Ein paar Gedanken zur möglichen „(Super-)Großen Koalition“
Bei Gedanken an die drohende „Große Koalition“ beschleicht mich ein extremes Unbehagen. Nicht nur wegen der Inhalte des möglichen Koalitionsvertrags, die bisher bekannt wurden. Nein, mich beschleicht ein extremes Unbehagen, wegen der unglaublichen Stärke der möglichen künftigen Bundesregierung.
Jeder Sozialwissenschaftler lernt bereits als Student: Macht korrumpiert! Die Wahrscheinlichkeit das konzentrierte Macht dem Missbrauch anheim fällt ist enorm. Und genau deshalb beschleicht mich dieses unglaubliche Unbehagen.
Die Bundesrepublik Deutschland ist ein parlamentarisches System. Der/die Kabinettschef/in steht unmittelbarer Abhängigkeit vom Parlament (Bundestag). Umso wichtiger ist, dass in diesem Parlament neben der Regierungsmehrheit eine schlagkräftige Opposition als kontrollierendes Gegengewicht die Rolle des Mahners und kritischen „Kontrolleurs“ wahrnimmt. Aber eine solche schlagkräftige Opposition werden wir im Falle einer großen Koalition nicht haben. Ganz im Gegenteil. Die Regierungsbank hat nicht nur eine satte Mehrheit, nein, sie hat – auf Grund der parlamentarischen Mehrheitsverhältnisse – beinah absolute Macht, die es ihr erlaubt selbst am Grundgesetz, zu drehen. Aber ein solches parlamentarisches System lebt gerade auch davon, dass Regierung und Opposition sich reiben. Es lebt davon, dass die Opposition die Rolle des Mahners übernimmt und einem Missbrauch der Regierungsmacht den Spiegel vorhält.

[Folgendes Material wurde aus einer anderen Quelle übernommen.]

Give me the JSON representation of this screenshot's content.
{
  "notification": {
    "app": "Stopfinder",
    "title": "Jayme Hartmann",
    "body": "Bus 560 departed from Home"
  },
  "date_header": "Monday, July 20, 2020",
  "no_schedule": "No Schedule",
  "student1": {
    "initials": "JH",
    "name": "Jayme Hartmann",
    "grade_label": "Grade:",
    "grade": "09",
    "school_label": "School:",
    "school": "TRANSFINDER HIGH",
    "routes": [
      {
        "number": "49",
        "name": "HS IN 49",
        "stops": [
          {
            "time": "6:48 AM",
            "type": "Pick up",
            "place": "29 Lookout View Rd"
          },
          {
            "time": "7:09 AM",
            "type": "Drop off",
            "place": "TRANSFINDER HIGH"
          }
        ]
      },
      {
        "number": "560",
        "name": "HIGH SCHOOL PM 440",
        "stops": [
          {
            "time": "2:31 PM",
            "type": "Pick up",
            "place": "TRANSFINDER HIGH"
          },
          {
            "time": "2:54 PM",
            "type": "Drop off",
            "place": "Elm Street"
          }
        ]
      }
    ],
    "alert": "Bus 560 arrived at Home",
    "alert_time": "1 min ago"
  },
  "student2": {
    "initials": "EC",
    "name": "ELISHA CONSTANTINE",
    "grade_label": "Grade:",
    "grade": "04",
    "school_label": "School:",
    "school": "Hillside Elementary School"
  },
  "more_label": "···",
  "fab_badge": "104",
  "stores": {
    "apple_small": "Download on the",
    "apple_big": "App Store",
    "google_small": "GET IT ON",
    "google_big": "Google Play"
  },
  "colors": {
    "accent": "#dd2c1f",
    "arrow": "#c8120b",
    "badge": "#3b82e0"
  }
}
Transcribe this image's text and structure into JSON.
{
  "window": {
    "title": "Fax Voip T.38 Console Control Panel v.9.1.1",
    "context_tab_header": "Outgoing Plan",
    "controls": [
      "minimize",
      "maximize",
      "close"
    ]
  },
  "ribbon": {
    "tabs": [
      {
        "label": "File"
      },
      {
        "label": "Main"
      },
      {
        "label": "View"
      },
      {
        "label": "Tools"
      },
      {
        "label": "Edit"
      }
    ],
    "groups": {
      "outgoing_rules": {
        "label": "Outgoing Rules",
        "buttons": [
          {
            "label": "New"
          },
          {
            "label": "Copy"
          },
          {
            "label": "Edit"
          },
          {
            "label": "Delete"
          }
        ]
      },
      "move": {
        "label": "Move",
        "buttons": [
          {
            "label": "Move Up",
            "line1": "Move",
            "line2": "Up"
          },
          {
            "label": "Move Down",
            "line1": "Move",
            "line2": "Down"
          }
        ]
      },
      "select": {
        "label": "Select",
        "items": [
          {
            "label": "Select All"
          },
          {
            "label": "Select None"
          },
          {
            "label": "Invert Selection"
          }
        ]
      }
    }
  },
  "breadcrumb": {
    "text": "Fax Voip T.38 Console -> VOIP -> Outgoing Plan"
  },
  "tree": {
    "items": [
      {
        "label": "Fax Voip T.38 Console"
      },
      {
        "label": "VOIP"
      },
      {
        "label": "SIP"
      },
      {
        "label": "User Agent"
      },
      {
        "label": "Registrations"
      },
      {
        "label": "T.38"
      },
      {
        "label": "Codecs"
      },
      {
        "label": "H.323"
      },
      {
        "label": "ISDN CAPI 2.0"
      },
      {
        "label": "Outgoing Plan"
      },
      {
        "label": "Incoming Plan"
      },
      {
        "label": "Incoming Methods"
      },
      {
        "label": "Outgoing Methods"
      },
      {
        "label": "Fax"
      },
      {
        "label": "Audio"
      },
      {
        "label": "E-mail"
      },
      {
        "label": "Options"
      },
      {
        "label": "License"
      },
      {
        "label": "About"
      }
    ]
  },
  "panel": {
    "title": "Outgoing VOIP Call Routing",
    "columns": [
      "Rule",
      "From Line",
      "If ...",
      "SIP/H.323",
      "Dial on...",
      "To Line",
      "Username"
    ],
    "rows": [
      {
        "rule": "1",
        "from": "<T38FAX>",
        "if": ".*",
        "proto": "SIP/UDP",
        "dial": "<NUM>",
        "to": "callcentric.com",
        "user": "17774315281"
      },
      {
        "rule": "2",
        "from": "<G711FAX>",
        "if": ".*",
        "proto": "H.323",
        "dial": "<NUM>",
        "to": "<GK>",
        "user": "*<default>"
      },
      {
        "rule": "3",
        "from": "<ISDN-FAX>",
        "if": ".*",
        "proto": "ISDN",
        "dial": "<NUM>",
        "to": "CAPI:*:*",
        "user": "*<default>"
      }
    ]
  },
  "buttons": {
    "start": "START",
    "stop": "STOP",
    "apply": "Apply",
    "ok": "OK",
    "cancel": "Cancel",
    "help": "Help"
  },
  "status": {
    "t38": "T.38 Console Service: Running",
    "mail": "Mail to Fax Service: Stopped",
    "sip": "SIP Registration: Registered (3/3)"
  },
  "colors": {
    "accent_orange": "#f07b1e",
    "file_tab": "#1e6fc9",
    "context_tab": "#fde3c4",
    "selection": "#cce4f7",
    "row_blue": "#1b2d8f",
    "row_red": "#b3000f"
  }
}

Die zweite Kammer, der Bundesrat, verliert als politisches Gegengewicht dadurch ebenfalls erheblich an Bedeutung, denn auch der Bundesrat wird faktisch von der zu erwartenden großen Koalition dominiert wird. Auch von dort wäre ein adequates Gegengewicht wenig zu erwarten. Die vertikale „Gewaltenteilung“ ist in ihrer Funktionsfähigkeit eingeschränkt. Ein plebiszitäres Gegengewicht, dass wie ein drohendes Damoklesschwert möglicherweise ein Korrektiv darstellen könnte, gibt es in Deutschland nicht!
Ich will nicht hoffen, dass das Schreckenszenario meiner schlimmsten Alpträume für die nächsten vier Jahre – auch wenn es zu einer großen Koalition kommen sollte – eintritt. Aber die Sorge bleibt. Und man sollte nicht vergessen, was einmal beschlossen wurde, lässt sich nicht ohne weiteres umkehren (Sperrklinkeneffekt). Umso wichtiger ist mir daher auch der politische Meinungsbildungsprozess, der gerade aus dem Gegenspiel von Regierung und Opposition lebt. Denn ich aber in der aktuell zu erwartenden großen Koalition mit ihren Mehrheitsverhältnissen bedroht sehe.